On Sunday Ric, Roger and another friend ran 30 miles out to the Triangle Wrecks where they caught more than 50 keeper sea bass to 3.5 pounds. They knew the inshore wrecks were barren and we had picked over the Gulf Hustler, so they ran the extra distance and found the hot bite.

Plan now for fall fishing

Back when weakfish and Canada geese ruled the waterways and skies in Delaware, most outdoorsmen put up their fishing gear by late September and began getting their goose blinds ready. We surf fishermen were the exception, because big trout came into the surf and were easily caught on live spot. On one memorable November afternoon, Leonard Maull and I racked up 49 trout at Fenwick Island using three dozen spot we bought for $10 from Mrs. Murray at her Ocean View store. Leonard and I had the entire beach to ourselves.

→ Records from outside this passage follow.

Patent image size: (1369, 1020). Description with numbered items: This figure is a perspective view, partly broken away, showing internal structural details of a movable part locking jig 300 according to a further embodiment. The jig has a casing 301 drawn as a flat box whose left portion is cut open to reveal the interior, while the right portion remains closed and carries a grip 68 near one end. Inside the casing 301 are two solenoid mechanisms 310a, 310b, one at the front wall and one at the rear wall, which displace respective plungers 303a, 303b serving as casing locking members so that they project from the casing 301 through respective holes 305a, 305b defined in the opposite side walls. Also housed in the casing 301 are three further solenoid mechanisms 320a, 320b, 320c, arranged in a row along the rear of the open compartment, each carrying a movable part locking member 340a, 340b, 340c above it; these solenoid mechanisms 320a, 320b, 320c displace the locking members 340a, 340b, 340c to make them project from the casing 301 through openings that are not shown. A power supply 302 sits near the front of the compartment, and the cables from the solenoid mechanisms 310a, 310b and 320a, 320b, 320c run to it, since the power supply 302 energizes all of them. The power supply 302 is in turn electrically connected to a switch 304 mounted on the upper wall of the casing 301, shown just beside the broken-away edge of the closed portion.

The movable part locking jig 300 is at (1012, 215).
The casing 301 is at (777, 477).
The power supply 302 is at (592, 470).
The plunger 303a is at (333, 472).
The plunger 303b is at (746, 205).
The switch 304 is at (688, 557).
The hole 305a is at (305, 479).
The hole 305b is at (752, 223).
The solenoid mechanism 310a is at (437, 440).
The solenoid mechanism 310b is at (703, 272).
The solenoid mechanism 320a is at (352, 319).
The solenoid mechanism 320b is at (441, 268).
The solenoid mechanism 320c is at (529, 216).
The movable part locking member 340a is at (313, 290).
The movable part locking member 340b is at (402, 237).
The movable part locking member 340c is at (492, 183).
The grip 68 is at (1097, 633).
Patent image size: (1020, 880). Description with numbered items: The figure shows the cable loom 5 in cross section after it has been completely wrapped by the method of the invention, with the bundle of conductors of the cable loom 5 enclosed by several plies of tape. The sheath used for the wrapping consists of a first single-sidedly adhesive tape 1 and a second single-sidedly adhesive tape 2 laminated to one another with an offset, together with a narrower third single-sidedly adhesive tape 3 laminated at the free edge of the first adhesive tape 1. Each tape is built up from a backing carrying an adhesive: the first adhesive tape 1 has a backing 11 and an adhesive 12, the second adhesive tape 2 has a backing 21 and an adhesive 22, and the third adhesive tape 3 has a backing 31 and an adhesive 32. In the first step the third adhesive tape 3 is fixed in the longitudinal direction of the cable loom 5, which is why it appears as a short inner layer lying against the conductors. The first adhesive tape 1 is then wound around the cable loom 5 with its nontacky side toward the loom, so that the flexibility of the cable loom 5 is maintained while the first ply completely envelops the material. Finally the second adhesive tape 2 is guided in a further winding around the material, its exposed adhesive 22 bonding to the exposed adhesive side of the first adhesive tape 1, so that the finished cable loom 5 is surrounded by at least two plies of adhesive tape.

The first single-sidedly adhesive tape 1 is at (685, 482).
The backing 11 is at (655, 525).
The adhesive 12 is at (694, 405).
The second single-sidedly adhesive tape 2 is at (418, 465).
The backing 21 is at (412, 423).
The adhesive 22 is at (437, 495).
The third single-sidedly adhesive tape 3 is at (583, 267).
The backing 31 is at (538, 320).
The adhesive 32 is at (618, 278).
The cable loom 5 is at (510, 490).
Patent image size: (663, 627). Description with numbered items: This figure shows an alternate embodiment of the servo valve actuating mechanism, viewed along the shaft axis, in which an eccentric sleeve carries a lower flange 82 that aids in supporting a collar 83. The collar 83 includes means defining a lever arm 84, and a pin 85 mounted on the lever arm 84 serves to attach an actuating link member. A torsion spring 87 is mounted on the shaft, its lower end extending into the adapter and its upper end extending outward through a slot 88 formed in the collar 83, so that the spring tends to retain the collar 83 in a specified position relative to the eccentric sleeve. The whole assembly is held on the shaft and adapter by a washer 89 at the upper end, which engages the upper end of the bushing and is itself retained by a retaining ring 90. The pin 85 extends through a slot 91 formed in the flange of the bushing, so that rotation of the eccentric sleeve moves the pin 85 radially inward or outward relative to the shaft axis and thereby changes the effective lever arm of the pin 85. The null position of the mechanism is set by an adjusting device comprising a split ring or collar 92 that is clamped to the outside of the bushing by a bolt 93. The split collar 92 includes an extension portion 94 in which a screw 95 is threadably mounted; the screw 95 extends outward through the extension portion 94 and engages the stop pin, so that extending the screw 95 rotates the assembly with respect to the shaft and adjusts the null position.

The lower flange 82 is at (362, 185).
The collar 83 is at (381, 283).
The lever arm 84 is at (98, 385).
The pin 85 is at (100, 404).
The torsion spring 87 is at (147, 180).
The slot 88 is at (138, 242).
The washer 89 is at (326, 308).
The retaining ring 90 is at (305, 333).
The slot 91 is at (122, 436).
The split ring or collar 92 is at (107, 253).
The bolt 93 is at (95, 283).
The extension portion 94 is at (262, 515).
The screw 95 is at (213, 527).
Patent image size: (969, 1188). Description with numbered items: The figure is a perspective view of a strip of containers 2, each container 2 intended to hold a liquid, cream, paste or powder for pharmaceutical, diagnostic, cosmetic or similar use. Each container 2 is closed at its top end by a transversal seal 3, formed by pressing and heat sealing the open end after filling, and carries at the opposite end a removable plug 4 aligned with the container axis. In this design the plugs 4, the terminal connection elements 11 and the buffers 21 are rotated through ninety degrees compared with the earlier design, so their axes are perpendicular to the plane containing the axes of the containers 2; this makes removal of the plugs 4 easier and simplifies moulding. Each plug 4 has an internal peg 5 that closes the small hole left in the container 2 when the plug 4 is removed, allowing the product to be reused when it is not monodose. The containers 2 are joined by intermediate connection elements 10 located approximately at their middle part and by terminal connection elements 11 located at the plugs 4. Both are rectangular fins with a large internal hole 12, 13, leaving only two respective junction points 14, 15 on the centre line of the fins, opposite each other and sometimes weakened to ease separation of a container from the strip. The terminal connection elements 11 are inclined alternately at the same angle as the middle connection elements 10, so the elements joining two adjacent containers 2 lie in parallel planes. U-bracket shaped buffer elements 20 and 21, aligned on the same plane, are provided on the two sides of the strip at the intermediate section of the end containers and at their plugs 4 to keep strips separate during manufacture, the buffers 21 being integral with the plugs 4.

Today, goose hunting is nowhere near as popular as it once was, and we have rockfish and big blues competing for our attention in the surf, bay and ocean. Boats are not put away until Christmas, and if the weather gives us a break the fishing can continue into the new year.

Those of us who have done a lot of fishing over the spring and summer need to take a look at our tackle and boat. Both must be in tip-top shape to contend with the harsh conditions and big fish we expect from now on. This is the time to make repairs and replace worn line and other tackle before the action heats up as the weather cools down.